Mário Barros
Furacão
O funil demográfico
Este será provavelmente o ano em que menos gente nasceu em Portugal desde 1900. Como outros países europeus, entrámos num funil demográfico. Seremos cada vez menos e cada vez mais velhos. Que dizer (ou fazer) a esse respeito?
Há uns dias, antecipando o regresso desta coluna, alguém me recomendava caridosamente que não gastasse tempo com coisas efémeras. Nada de comentar casos, contradizer declarações, especular sobre campanhas. O que convinha era "ir ao fundo" e analisar as causas e consequências do que verdadeiramente importa. Muito bem: sinto-me na obrigação de experimentar.
Deparo-me logo com uma dificuldade. O que é que, de facto, é fundamental? Talvez o desequilíbrio das contas públicas e a estagnação económica. Mas não haverá algo de ainda mais básico? Para alguns, serão as alterações climáticas. E porque não, já agora, as alterações demográficas? Apreciemos isto: este será provavelmente o ano em que menos gente nasceu em Portugal desde 1900. Como outros países europeus, entrámos num funil demográfico. Seremos cada vez menos e cada vez mais velhos. Que dizer (ou fazer) a esse respeito?
Muita gente julga perceber o clima e pretende até corrigi-lo. Em relação à população, somos geralmente mais discretos. Talvez porque, tal como foi fácil à esquerda virar as alterações climáticas contra o "liberalismo económico", também não parece difícil à direita pendurar as alterações demográficas ao pescoço do "liberalismo moral", o que já fica para lá dos limites da correção política oficial. Por essa ou outra razão, a demografia tem suscitado a prudência e a contenção que a meteorologia talvez também merecesse.
Há, de resto, teorias para todos os gostos. O que significará, para o nosso modo de vida, uma população mais pequena e envelhecida? A nossa Segurança Social, que sempre esperou ver mais jovens do que velhos, parece uma vítima óbvia.
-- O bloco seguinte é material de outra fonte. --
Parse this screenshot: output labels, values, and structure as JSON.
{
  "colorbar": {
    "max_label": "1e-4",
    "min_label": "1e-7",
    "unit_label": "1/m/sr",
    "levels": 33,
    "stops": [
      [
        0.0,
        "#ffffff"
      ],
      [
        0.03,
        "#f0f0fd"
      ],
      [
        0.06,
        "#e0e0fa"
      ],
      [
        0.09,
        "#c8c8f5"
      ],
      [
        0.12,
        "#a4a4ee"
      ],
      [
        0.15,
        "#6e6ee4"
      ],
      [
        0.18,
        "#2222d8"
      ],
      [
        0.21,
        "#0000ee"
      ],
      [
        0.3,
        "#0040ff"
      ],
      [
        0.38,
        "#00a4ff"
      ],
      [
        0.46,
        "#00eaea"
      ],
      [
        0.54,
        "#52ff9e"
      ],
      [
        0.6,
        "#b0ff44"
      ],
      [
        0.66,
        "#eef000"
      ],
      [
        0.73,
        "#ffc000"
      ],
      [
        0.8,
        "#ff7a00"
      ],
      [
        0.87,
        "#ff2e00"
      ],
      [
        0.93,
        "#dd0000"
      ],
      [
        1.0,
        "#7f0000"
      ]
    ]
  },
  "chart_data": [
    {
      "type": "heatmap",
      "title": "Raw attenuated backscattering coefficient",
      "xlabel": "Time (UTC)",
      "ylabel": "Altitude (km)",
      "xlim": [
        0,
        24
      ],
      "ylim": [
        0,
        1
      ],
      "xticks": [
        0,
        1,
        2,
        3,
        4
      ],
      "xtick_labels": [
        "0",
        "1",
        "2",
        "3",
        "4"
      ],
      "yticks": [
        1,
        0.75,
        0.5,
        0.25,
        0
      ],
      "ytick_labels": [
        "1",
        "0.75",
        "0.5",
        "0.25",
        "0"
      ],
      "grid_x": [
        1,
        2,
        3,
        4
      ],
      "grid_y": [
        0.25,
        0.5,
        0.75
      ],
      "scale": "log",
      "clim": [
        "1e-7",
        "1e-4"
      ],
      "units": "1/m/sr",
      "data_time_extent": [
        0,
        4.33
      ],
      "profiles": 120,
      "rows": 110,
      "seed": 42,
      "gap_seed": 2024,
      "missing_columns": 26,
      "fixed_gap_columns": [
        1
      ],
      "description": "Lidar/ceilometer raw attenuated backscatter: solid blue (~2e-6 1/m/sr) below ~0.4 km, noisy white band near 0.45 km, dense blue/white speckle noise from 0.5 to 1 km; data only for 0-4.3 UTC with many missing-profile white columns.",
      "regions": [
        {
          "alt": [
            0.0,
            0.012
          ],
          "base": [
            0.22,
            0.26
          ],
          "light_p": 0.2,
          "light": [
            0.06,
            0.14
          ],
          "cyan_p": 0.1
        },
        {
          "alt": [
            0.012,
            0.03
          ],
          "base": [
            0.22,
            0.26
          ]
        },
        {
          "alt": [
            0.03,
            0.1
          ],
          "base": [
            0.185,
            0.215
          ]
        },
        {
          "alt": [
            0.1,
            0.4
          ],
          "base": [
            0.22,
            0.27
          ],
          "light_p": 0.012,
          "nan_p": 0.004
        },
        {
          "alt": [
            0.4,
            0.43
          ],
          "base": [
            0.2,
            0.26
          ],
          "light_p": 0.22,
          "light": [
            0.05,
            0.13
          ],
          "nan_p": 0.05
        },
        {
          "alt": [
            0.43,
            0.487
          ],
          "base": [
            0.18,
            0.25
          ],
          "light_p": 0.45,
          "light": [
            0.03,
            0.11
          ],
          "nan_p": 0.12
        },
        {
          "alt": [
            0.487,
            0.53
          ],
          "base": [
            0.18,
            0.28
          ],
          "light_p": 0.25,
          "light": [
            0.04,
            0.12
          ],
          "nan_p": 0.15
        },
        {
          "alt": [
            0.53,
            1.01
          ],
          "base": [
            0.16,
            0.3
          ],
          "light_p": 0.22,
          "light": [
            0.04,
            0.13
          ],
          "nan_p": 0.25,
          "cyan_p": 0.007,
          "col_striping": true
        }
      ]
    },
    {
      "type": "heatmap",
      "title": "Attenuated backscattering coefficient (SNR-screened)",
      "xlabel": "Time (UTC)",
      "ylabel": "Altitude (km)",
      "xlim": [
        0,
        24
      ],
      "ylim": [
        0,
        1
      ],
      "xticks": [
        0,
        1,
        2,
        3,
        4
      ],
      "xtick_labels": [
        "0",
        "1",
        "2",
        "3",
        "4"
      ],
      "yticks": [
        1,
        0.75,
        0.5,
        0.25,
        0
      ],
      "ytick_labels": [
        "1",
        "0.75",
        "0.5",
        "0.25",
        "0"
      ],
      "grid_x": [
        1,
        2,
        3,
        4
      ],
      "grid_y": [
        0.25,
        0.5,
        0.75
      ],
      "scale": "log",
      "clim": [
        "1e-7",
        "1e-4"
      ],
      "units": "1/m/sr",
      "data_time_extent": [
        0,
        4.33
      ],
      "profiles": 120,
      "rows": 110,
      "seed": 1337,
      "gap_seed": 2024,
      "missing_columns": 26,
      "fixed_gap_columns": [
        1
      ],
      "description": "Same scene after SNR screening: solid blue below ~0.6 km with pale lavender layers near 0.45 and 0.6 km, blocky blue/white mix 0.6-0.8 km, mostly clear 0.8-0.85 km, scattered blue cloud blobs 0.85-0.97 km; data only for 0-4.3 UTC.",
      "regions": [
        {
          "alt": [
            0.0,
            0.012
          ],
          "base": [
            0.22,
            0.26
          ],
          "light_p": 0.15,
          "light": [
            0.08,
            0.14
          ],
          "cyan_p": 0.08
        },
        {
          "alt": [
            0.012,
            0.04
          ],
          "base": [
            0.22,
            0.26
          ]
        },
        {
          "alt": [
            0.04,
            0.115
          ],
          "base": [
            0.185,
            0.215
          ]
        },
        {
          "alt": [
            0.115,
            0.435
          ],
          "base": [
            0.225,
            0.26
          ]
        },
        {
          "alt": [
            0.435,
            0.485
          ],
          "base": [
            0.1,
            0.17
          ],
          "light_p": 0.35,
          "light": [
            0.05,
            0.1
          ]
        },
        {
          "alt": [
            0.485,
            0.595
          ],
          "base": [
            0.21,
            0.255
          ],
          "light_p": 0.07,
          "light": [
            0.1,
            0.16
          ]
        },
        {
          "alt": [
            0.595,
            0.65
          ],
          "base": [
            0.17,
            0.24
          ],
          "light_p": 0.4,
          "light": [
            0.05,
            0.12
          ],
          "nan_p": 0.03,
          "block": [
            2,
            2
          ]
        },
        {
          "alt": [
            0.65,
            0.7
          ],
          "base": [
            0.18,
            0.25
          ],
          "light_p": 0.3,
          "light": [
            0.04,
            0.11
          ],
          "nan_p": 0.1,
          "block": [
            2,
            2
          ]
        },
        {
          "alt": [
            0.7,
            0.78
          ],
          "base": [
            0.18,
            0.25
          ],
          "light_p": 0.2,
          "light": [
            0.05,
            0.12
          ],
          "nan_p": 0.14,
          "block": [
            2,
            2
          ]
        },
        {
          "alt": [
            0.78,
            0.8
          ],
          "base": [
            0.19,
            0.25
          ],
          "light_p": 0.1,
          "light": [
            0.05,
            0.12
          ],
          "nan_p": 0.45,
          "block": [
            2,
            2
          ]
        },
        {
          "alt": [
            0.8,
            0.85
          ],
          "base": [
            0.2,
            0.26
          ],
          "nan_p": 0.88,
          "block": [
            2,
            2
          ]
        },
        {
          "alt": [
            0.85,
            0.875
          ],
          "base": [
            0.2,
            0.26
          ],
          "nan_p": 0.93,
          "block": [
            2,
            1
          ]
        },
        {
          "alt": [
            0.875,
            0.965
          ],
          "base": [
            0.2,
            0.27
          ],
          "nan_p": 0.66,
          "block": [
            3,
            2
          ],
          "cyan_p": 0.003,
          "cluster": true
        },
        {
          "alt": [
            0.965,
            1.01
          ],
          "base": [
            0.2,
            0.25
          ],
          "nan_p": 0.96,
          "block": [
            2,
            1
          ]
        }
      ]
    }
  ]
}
No Japão, há quem ligue declínio demográfico e estagnação económica. É por acaso que Portugal, a Espanha, a Itália e a Grécia sofrem da mesma conjugação de inércias? Confiou-se na imigração para compensar. Mas não funcionará muito mais tempo. Para o clima, há planos definidos. Mas, para a população, será possível ou suficiente desviar recursos da proteção da velhice para incentivar a natalidade?
Lidamos aqui com enredos que ninguém percebe bem. Na década de 1970, temíamos uma nova idade do gelo e a explosão populacional. Trinta anos depois, atormentamo-nos com o aquecimento global e a regressão demográfica. Quando é que tínhamos razão? Antes da Segunda Guerra Mundial, também houve um pânico na Europa acerca do decrescimento da população. Nessa altura, nascimentos significavam soldados. A Rússia comunista proibiu o aborto, o Portugal salazarista criou o "abono de família" (primeiro para os funcionários públicos, como seria de esperar entre nós). Nada deu resultado que se visse. Veio a guerra, e a seguir, imprevistamente, o célebre baby boom, que durante vinte anos sustentou o medo malthusiano da proliferação.
E se as coisas profundas também forem, à sua maneira, superficiais? Não em si, mas pela nossa impossibilidade de descer ao fundo, de compreender e manipular tudo? Hamlet já tinha avisado Horácio acerca do alcance da sua ciência. Talvez seja mais seguro escrever sobre a negociação do orçamento.